The Prime Minister, Datuk Seri Najib Tun Razak, tabled the 2017 Budget in Parliament recently. Save for the usual antics of the opposition parties, which makes a complete mockery of this august event, the budget was balanced and appropriate given the prevailing economic situation and challenges faced by policy makers due to the drop in the price of crude oil and commodities.
However, a part of the budget that has received undue attention and been subject to much speculation and subterfuge is the rationalisation of cooking oil subsidies and the subsequent increase in the price of petrol and diesel.
I have written about subsidies before so I will be succinct in my elaboration of what actually subsidies are all about.
Subsidies are a sum of money granted by the government or a public body to assist an industry, business or individuals so that the price of a commodity or service may remain low or competitive. Subsidies, from the government, keep prices of food products low.
In 2009, about 22% of the government expenditure was on subsidies, with petrol subsidies alone taking up 12% of the total.
And in 2013, the subsidy bill was RM30bil with fuel subsidies alone amounting to RM24bil, the largest component in the provision.
Hence in 2013, the government launched the subsidy rationalisation programme to ensure Malaysia’s subsidy program was targeted and market orientated and too further stem wastages and leakages.
Subsidies on sugar, flour and rice were also removed and in lieu of subsidies all those who were part of the lowest 40% income group were given the 1Malaysia People’s Aid or BR1M.
However, the one remaining subsidy was for cooking oil.
In 2015, the government subsidised 85,300 tonnes of cooking oil a month (1,023,600 tonnes a year) and it costed the government RM1.2bil.
Hence the average Malaysia consumed 2.84 kg of oil a month totaling up to 34.12 kg a year. And all of this was palm oil and blended palm oil based cooking oils not taking into account that some Malaysians may be partial to groundnut, canola, corn or soybean oil.
According to the OECD, the global average oil consumption between 2012 and 2014 was 19.8 kg per capita of food use.
With consumption expected to grow 1.75 % per annum between 2015 and 2024. Hence, Malaysia’s consumption of palm oil alone in 2015 (taking into account the increase in global consumption of per capita of food use) was still close to 14 kg above the global consumption.
Hence, there was a surplus of oil in our markets and there were also suspicions that subsidised oil was also exported by unscrupulous parties to regional countries where cooking oil is more expensive.
Hence, rationalising the cooking oil stabilisation scheme (COSS) was a right move and ensuring that the 1 kg plastic packs of oil remain subsidised at 60,000 tonnes a month ensures there is enough supply of cooking oil in the market for deserving households especially the B40 group.
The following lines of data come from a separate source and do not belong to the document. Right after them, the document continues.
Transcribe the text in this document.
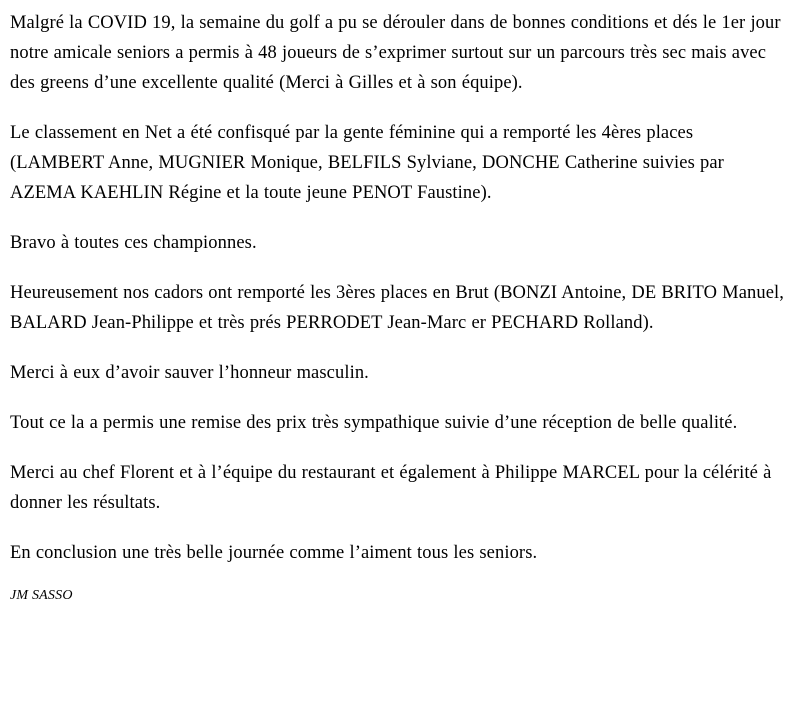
Malgré la COVID 19, la semaine du golf a pu se dérouler dans de bonnes conditions et dés le 1er jour notre amicale seniors a permis à 48 joueurs de s’exprimer surtout sur un parcours très sec mais avec des greens d’une excellente qualité (Merci à Gilles et à son équipe).

Le classement en Net a été confisqué par la gente féminine qui a remporté les 4ères places (LAMBERT Anne, MUGNIER Monique, BELFILS Sylviane, DONCHE Catherine suivies par AZEMA KAEHLIN Régine et la toute jeune PENOT Faustine).

Bravo à toutes ces championnes.

Heureusement nos cadors ont remporté les 3ères places en Brut (BONZI Antoine, DE BRITO Manuel, BALARD Jean-Philippe et très prés PERRODET Jean-Marc er PECHARD Rolland).

Merci à eux d’avoir sauver l’honneur masculin.

Tout ce la a permis une remise des prix très sympathique suivie d’une réception de belle qualité.

Merci au chef Florent et à l’équipe du restaurant et également à Philippe MARCEL pour la célérité à donner les résultats.

En conclusion une très belle journée comme l’aiment tous les seniors.

JM SASSO
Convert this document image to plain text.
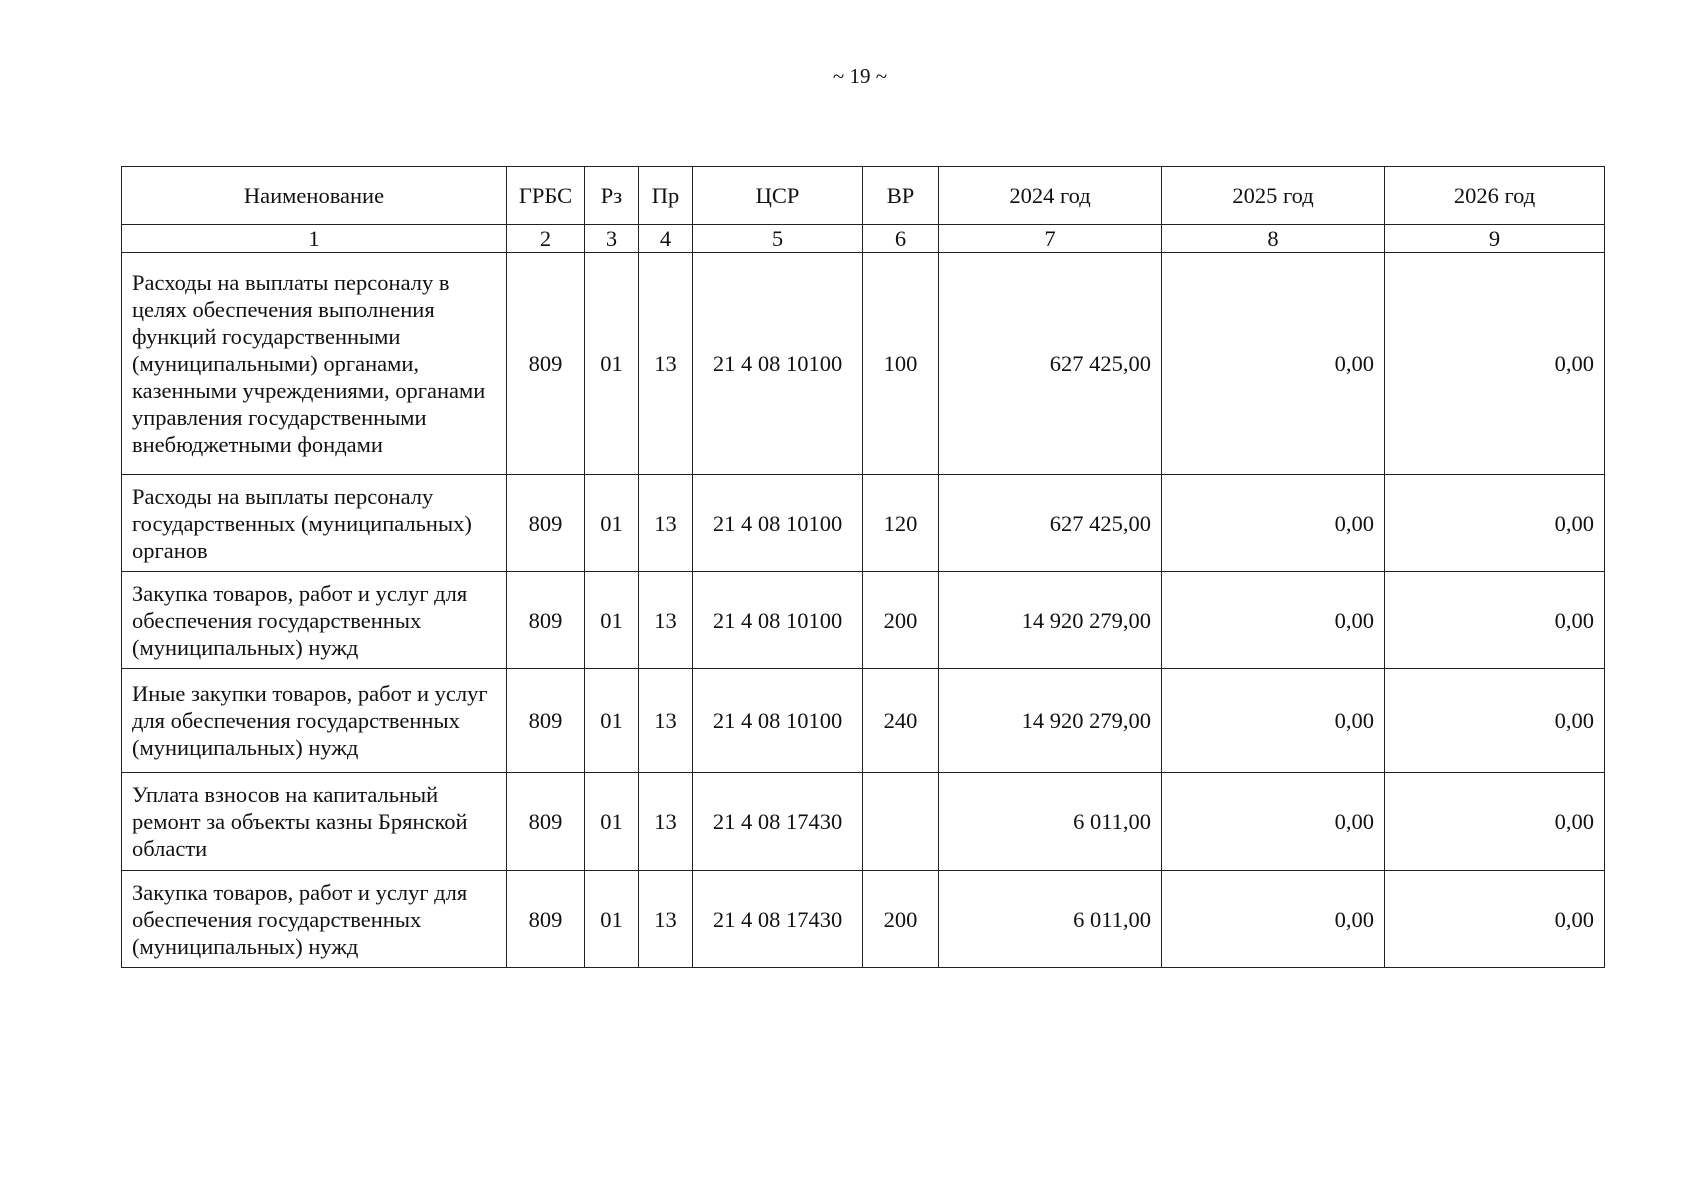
~ 19 ~
Наименование	ГРБС	Рз	Пр	ЦСР	ВР	2024 год	2025 год	2026 год
1	2	3	4	5	6	7	8	9
Расходы на выплаты персоналу в целях обеспечения выполнения функций государственными (муниципальными) органами, казенными учреждениями, органами управления государственными внебюджетными фондами	809	01	13	21 4 08 10100	100	627 425,00	0,00	0,00
Расходы на выплаты персоналу государственных (муниципальных) органов	809	01	13	21 4 08 10100	120	627 425,00	0,00	0,00
Закупка товаров, работ и услуг для обеспечения государственных (муниципальных) нужд	809	01	13	21 4 08 10100	200	14 920 279,00	0,00	0,00
Иные закупки товаров, работ и услуг для обеспечения государственных (муниципальных) нужд	809	01	13	21 4 08 10100	240	14 920 279,00	0,00	0,00
Уплата взносов на капитальный ремонт за объекты казны Брянской области	809	01	13	21 4 08 17430		6 011,00	0,00	0,00
Закупка товаров, работ и услуг для обеспечения государственных (муниципальных) нужд	809	01	13	21 4 08 17430	200	6 011,00	0,00	0,00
Restaurant operators also should not use the increase as a licence to increase prices because unlike items like flour, rice, meat and vegetables; oil only forms a small component of cooked food. One does not need to use a kilogram of oil for a simple roti canai or thosai hence there is no justification whatsoever for traders to hike prices wantonly.
For example, according to the United States Department of Agriculture (USDA), women age 19 to 30 years who exercise for less than 30 minutes each day should consume about six (30 g) teaspoons of oils each day, and women above age 30 years need five (25 g) teaspoons.
These recommendations might be a bit higher for women who exercise more on a daily basis. Hence, the Malaysian daily per capita consumption based on the old COSS scheme is close to 20 teaspoons (100 g) of oil per day.
This is also an opportunity for us to live healthily and cut down our oil and trans – fat intake. 41% of Malaysians are either overweight or obese according to a recent Ministry of Health study hence this is an opportunity to cut our waistlines by consuming less oil especially fried foods.
Second, the rationalisation of the COSS will ensure cooking oil subsidies are targeted and not abused.
Now, on the increase in the price of petrol and diesel, half-truths and untruths are being purveyed about how the price of petrol and diesel is calculated in Malaysia.
One cannot simple rely on the price of Brent or Sweet Crude prices per barrel and extrapolate that to calculate the price of petrol and diesel in Malaysia.
Petrol and diesel prices are regulated by the Ministry of Domestic Trade, Cooperatives and Consumerism (KPDNKK). Crude oil needs to be processed before it becomes petrol and obviously this costs money.
Petrol and diesel prices are determined at the start of each month taking into account the average price of the previous month.
Hence one cannot rely on the price of crude oil on the last day of the previous month and use that as a barometer on what the price of petrol or diesel should be.
Beyond that, other costs included as determined by KPDNKK under the Automated Pricing Mechanism, include cost of product, operational cost, oil companies' margin, station dealers' margin and taxes (if any).
Hence, one must fully understand this before sharing screen shots of the price of crude oil and using that to justify why the price of petrol and diesel should be unchanged.
I believe it is important for the truth to surface because there is a lot of misconceptions and quite easily the government is faulted for measures beyond its control.The government cannot control prices ad infinitum but does provide relief via BR1M for those affected by the gyrations in the price of commodities.